Researchers at Duke University have succeeded in growing one atom thick carbon nanotubes, 100 times longer than usual. They have also been able to grow these nanotubes with controlled straightness and orientation.
Their discovery overcomes a major hurdle to the use of nanotubes in tiny nanoelectronic devices. Further to this, they have also successfully grown checkerboard like grids of nanotubes which could form the basis of nanoelectronic devices.
The researchers grew the nanotubes from tiny catalytic clusters of iron and molybdenum atoms dotted onto a small rectangle of silicon inside a quartz tube. The nanotubes continued to grow along the silicon surface in the same direction of flow as the feed gas of carbon monoxide and hydrogen. These gases were rapidly heated to 900°C, a temperature that would melt normal glass.
Their finding were published in the Journal of the American Chemical Society. At the time of publishing, they believed that their nanotubes were the longest recorded, with lengths as long as 4mm having been produced.

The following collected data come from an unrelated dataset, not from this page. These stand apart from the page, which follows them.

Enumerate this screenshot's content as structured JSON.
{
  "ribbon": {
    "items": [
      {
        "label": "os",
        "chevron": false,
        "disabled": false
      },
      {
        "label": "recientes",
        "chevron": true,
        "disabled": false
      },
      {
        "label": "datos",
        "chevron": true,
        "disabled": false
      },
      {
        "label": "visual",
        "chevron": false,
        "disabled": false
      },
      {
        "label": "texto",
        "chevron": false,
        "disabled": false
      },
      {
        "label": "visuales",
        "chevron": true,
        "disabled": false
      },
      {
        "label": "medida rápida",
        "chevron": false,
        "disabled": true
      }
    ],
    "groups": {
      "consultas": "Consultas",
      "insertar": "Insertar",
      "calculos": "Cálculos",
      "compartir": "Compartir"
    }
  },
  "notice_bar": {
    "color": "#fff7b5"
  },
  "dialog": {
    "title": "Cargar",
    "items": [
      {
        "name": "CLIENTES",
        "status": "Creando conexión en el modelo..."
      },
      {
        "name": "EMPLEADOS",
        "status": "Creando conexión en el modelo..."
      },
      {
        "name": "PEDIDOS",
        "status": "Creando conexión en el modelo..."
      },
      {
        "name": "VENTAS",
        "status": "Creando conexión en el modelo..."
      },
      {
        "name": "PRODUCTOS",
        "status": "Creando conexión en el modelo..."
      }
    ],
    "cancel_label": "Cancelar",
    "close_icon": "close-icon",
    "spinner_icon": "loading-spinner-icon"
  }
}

They were also able to grow interconnecting grids by growing nanotubes in a perpendicular direction using suitably flowing gases. These structures could potentially form the basis of nanoelectronic circuitry. Furthermore, the long nanotubes could make the evaporation of multiple metal electrodes on a single nanotube quite simple, allowing multiple devices to be created on the same nanotube.